Тут я увидел, как вдоль поля идет старик лет шестидесяти и ведет за руку Фэнся. Она плачет, прямо вся трясется от рыданий, а звука нет. И все время рукой смахивает слезы — чтобы не мешали меня видеть. Старик улыбнулся и говорит:
— Не волнуйся, я ее не обижу.
И потянул ее прочь. Она идет за ним и все поворачивается так, чтобы меня видеть.
Потом они ушли далеко, и я уже не мог разглядеть ни ее глаз, ни руки, которой она смахивала слезы. Я не выдержал и сам расплакался. Пришла Цзячжэнь, я ее укоряю:
— Я же просил ко мне ее не присылать.
— Я не присылала, она сама захотела с тобой попрощаться.
Когда Фэнся уводили, Юцин смотрел ей вслед как потерянный, потом взглянул на меня, но подойти не решился. Он меня боялся — ведь я его ударил, еще когда он был в животе у Цзячжэнь.
За обедом он только немного поклевал, а потом положил палочки и спрашивает:
— А где сестра?
Цзячжэнь опустила голову и говорит:
— Ешь!
— Когда вернется сестра?
У меня на душе было муторно, я хлопнул по столу и заорал:
— Фэнся не вернется!
Он вздрогнул и притих. Я уткнул голову в плошку. Юцин сказал:
— Хочу сестру!
Цзячжэнь объяснила ему, что Фэнся отдали в другую семью, чтобы скопить денег ему на учебу.
Тогда Юцин закричал:
— Не пойду учиться!
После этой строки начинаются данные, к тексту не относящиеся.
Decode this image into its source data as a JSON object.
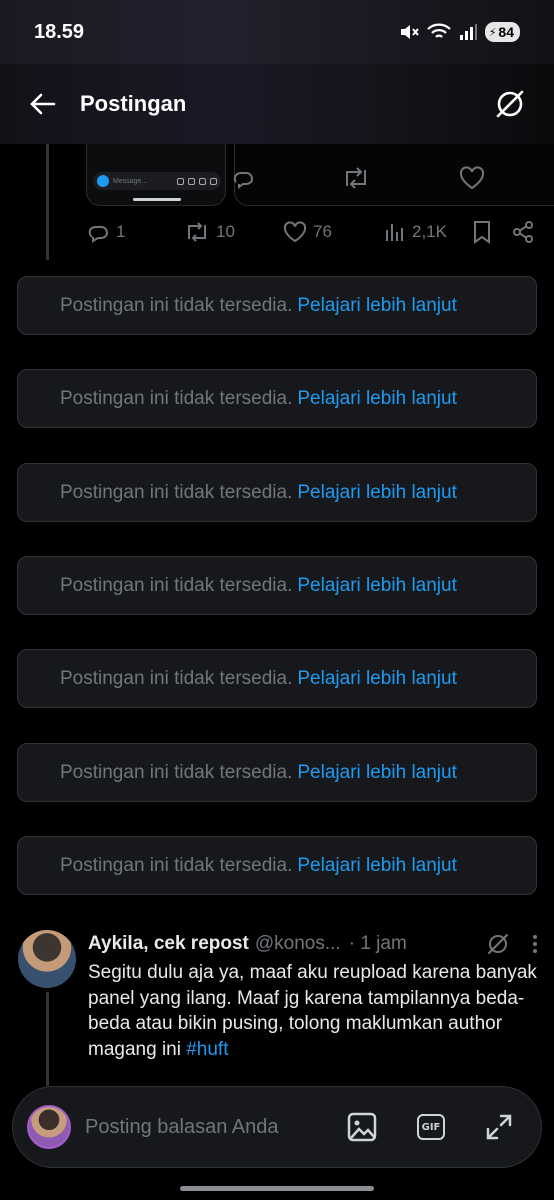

Хочу сестру!
Я было пропустил это мимо ушей, но он повторил:
— Не пойду учиться!
Тут уж я решил, что надо его наказать и приказал:
— Становись к стенке!
Он оглянулся на Цзячжэнь. Она промолчала.
— Спускай штаны!
Он опять посмотрел на Цзячжэнь. Она опять ничего не сказала.
Он спустил штаны, а когда я замахнулся веником, попросил:
— Папа, не бей меня!
Тут с меня гнев слетел, я подумал, что он не виноват, ведь Фэнся его вырастила, он по ней скучает. Я потрепал его по голове и велел:
— Ешь!
Прошло два месяца, настала Юцину пора идти в школу. Фэнся уходила от нас в хорошей одежде, а Юцину на учебу нечего было надеть, кроме лохмотьев. Цзячжэнь села перед ним на корточки, тут поправит, там отряхнет — а все равно оборванец оборванцем. Она грустно вздохнула, а Юцин вдруг говорит:
— Не пойду в школу.
Я-то думал, он все давно забыл. На этот раз я не рассердился, а спокойно объяснил ему, что Фэнся отдали в люди, чтобы он мог ходить в школу, и он должен учиться на «отлично», чтобы ее не огорчать. Но он твердил свое:
— А я не пойду в школу!
— Опять задница зачесалась?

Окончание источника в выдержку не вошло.